A genome-wide CRISPR screen for herpes simplex virus type-1 host factors reveals PAPS synthase as a key factor for heparan sulfate biosynthesis

Herpes simplex virus type 1 (HSV-1) is a ubiquitous pathogen that causes various diseases in humans, ranging from common mucocutaneous lesions to severe life-threatening encephalitis. Therefore, to identify the host factors for HSV-1 infections, we performed a human genome-wide CRISPR screen using near-haploid HAP1 cells, in which gene knockout (KO) could be efficiently achieved. Along with several already known host factors, we identified 3'-phosphoadenosine 5'-phosphosulfate synthase 1 (PAPSS1) as a novel factor for HSV-1 infections. The KO of PAPSS1 in HAP1 cells reduced heparan sulfate (HepS) expression, consequently diminishing the binding of HSV-1 and several other HepS-dependent viruses (such as HSV-2, hepatitis B virus, and a human seasonal coronavirus). Hence, our findings provide new insights into the host factor requirements for HSV-1 infection and HepS biosynthesis.

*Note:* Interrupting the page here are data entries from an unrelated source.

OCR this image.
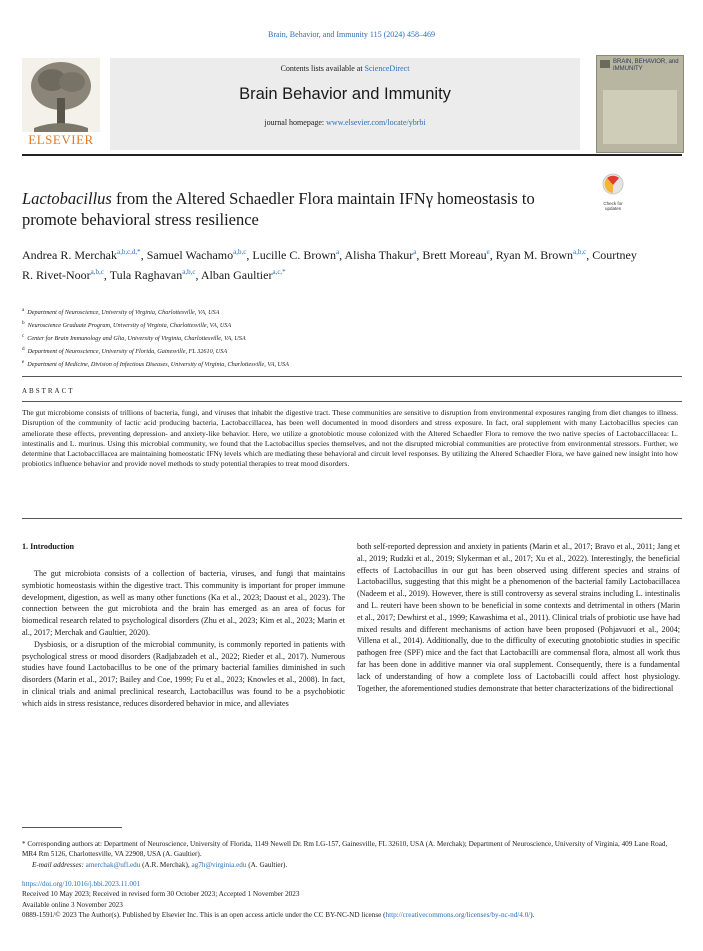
Brain, Behavior, and Immunity 115 (2024) 458–469
ELSEVIER
Contents lists available at ScienceDirect
Brain Behavior and Immunity
journal homepage: www.elsevier.com/locate/ybrbi
BRAIN, BEHAVIOR, and IMMUNITY
Lactobacillus from the Altered Schaedler Flora maintain IFNγ homeostasis to promote behavioral stress resilience
Check for updates
Andrea R. Merchak$^{a,b,c,d,*}$, Samuel Wachamo$^{a,b,c}$, Lucille C. Brown$^a$, Alisha Thakur$^a$, Brett Moreau$^e$, Ryan M. Brown$^{a,b,c}$, Courtney R. Rivet-Noor$^{a,b,c}$, Tula Raghavan$^{a,b,c}$, Alban Gaultier$^{a,c,*}$
$^a$ Department of Neuroscience, University of Virginia, Charlottesville, VA, USA
$^b$ Neuroscience Graduate Program, University of Virginia, Charlottesville, VA, USA
$^c$ Center for Brain Immunology and Glia, University of Virginia, Charlottesville, VA, USA
$^d$ Department of Neuroscience, University of Florida, Gainesville, FL 32610, USA
$^e$ Department of Medicine, Division of Infectious Diseases, University of Virginia, Charlottesville, VA, USA
ABSTRACT
The gut microbiome consists of trillions of bacteria, fungi, and viruses that inhabit the digestive tract. These communities are sensitive to disruption from environmental exposures ranging from diet changes to illness. Disruption of the community of lactic acid producing bacteria, Lactobaccillacea, has been well documented in mood disorders and stress exposure. In fact, oral supplement with many Lactobacillus species can ameliorate these effects, preventing depression- and anxiety-like behavior. Here, we utilize a gnotobiotic mouse colonized with the Altered Schaedler Flora to remove the two native species of Lactobaccillacea: L. intestinalis and L. murinus. Using this microbial community, we found that the Lactobacillus species themselves, and not the disrupted microbial communities are protective from environmental stressors. Further, we determine that Lactobaccillacea are maintaining homeostatic IFNγ levels which are mediating these behavioral and circuit level responses. By utilizing the Altered Schaedler Flora, we have gained new insight into how probiotics influence behavior and provide novel methods to study potential therapies to treat mood disorders.
1. Introduction

The gut microbiota consists of a collection of bacteria, viruses, and fungi that maintains symbiotic homeostasis within the digestive tract. This community is important for proper immune development, digestion, as well as many other functions (Ka et al., 2023; Daoust et al., 2023). The connection between the gut microbiota and the brain has emerged as an area of focus for biomedical research related to psychological disorders (Zhu et al., 2023; Kim et al., 2023; Marin et al., 2017; Merchak and Gaultier, 2020).

Dysbiosis, or a disruption of the microbial community, is commonly reported in patients with psychological stress or mood disorders (Radjabzadeh et al., 2022; Rieder et al., 2017). Numerous studies have found Lactobacillus to be one of the primary bacterial families diminished in such disorders (Marin et al., 2017; Bailey and Coe, 1999; Fu et al., 2023; Knowles et al., 2008). In fact, in clinical trials and animal preclinical research, Lactobacillus was found to be a psychobiotic which aids in stress resistance, reduces disordered behavior in mice, and alleviates

both self-reported depression and anxiety in patients (Marin et al., 2017; Bravo et al., 2011; Jang et al., 2019; Rudzki et al., 2019; Slykerman et al., 2017; Xu et al., 2022). Interestingly, the beneficial effects of Lactobacillus in our gut has been observed using different species and strains of Lactobacillus, suggesting that this might be a phenomenon of the bacterial family Lactobacillacea (Nadeem et al., 2019). However, there is still controversy as several strains including L. intestinalis and L. reuteri have been shown to be beneficial in some contexts and detrimental in others (Marin et al., 2017; Dewhirst et al., 1999; Kawashima et al., 2011). Clinical trials of probiotic use have had mixed results and different mechanisms of action have been proposed (Pohjavuori et al., 2004; Villena et al., 2014). Additionally, due to the difficulty of executing gnotobiotic studies in specific pathogen free (SPF) mice and the fact that Lactobacilli are commensal flora, almost all work thus far has been done in additive manner via oral supplement. Consequently, there is a fundamental lack of understanding of how a complete loss of Lactobacilli could affect host physiology. Together, the aforementioned studies demonstrate that better characterizations of the bidirectional

* Corresponding authors at: Department of Neuroscience, University of Florida, 1149 Newell Dr. Rm LG-157, Gainesville, FL 32610, USA (A. Merchak); Department of Neuroscience, University of Virginia, 409 Lane Road, MR4 Rm 5126, Charlottesville, VA 22908, USA (A. Gaultier).
E-mail addresses: amerchak@ufl.edu (A.R. Merchak), ag7h@virginia.edu (A. Gaultier).
https://doi.org/10.1016/j.bbi.2023.11.001
Received 10 May 2023; Received in revised form 30 October 2023; Accepted 1 November 2023
Available online 3 November 2023
0889-1591/© 2023 The Author(s). Published by Elsevier Inc. This is an open access article under the CC BY-NC-ND license (http://creativecommons.org/licenses/by-nc-nd/4.0/).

单纯疱疹病毒1型（Herpes simplex virus type 1，HSV-1）是一种普遍存在的人类病原体，可引发多种人类疾病，涵盖常见黏膜皮肤病变乃至危及生命的重症脑炎。为鉴定HSV-1感染的宿主因子，本研究利用可高效实现基因敲除（gene knockout，KO）的近单倍体HAP1细胞开展了全基因组CRISPR筛选。结合多种已知宿主因子，我们鉴定出3'-磷酸腺苷5'-磷酸硫酸合酶1（3'-phosphoadenosine 5'-phosphosulfate synthase 1，PAPSS1）作为HSV-1感染的新型宿主因子。在HAP1细胞中敲除PAPSS1会降低硫酸乙酰肝素（heparan sulfate，HepS）的表达水平，进而削弱HSV-1以及其他多种依赖HepS的病毒（如HSV-2、乙型肝炎病毒、人类季节性冠状病毒）的结合能力。综上，本研究结果为HSV-1感染的宿主因子需求及HepS生物合成途径提供了新的研究视角。